In the latest experiment, the researchers repeated their earlier measurement, but without zippering the monomers together. They used a high-precision measurement technique developed at Illinois that can track the position of a molecule to within 1.5 nanometers. The technique is called FIONA (Fluorescence Imaging with One Nanometer Accuracy).

"We found that, at high enough concentrations, some of the myosin molecules would find one another, they would dimerize, and they would start walking," Selvin said. "Those that did not dimerize remained monomers and did not move. We also found that when the cargo-binding domains were removed, the molecules dimerized more readily.

Selvin and his colleagues believe that myosin VI exists as a monomer if not bound to cargo. Binding to cargo alters the conformation of the molecule. At the same time, close proximity of two monomers bound to cargo initiates dimerization.

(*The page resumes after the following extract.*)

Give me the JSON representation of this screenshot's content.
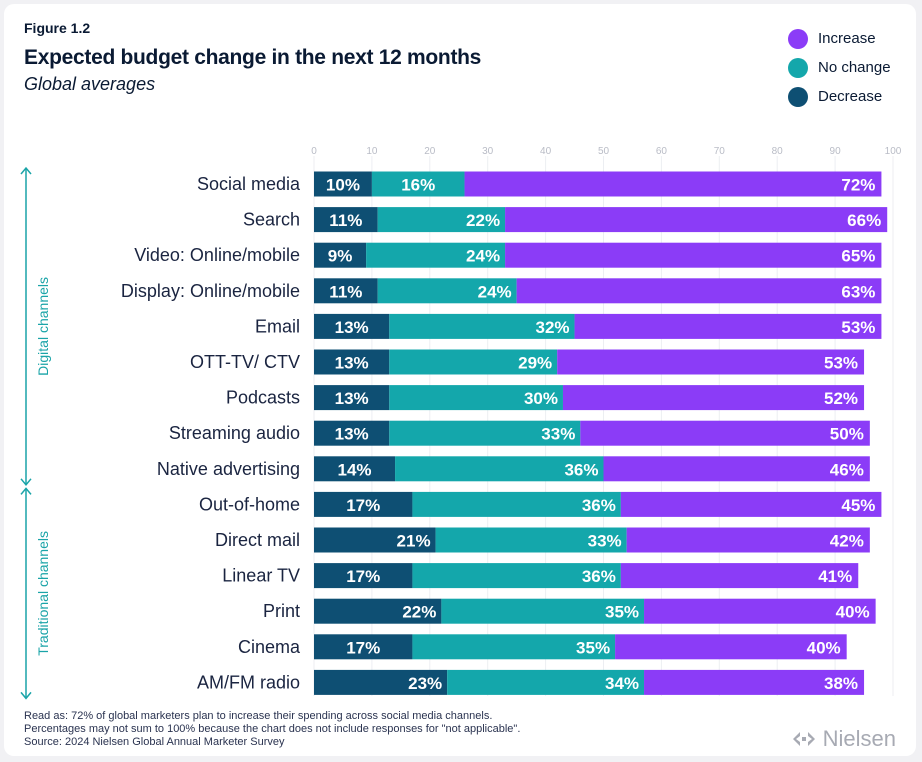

"It is possible that different cargos bind to different regions of the cargo-binding domain such that some cargos promote dimerization and others do not, allowing the protein to function as either a dimer (transporter) or a monomer (anchor), depending on its binding partners," the researchers wrote in the Molecular Cell paper.

"And, while we have shown that myosin VI can be a transporter, we have not shown that it is a transporter," Selvin said. "To do that, we have to look inside a living cell."

Last year, Selvin's team used FIONA to track the movements of two other molecular motors, dynein and kinesin, inside living fruit fly cells. "FIONA is capable of measuring the movement of myosin VI within living cells," Selvin said. "We are working on that now."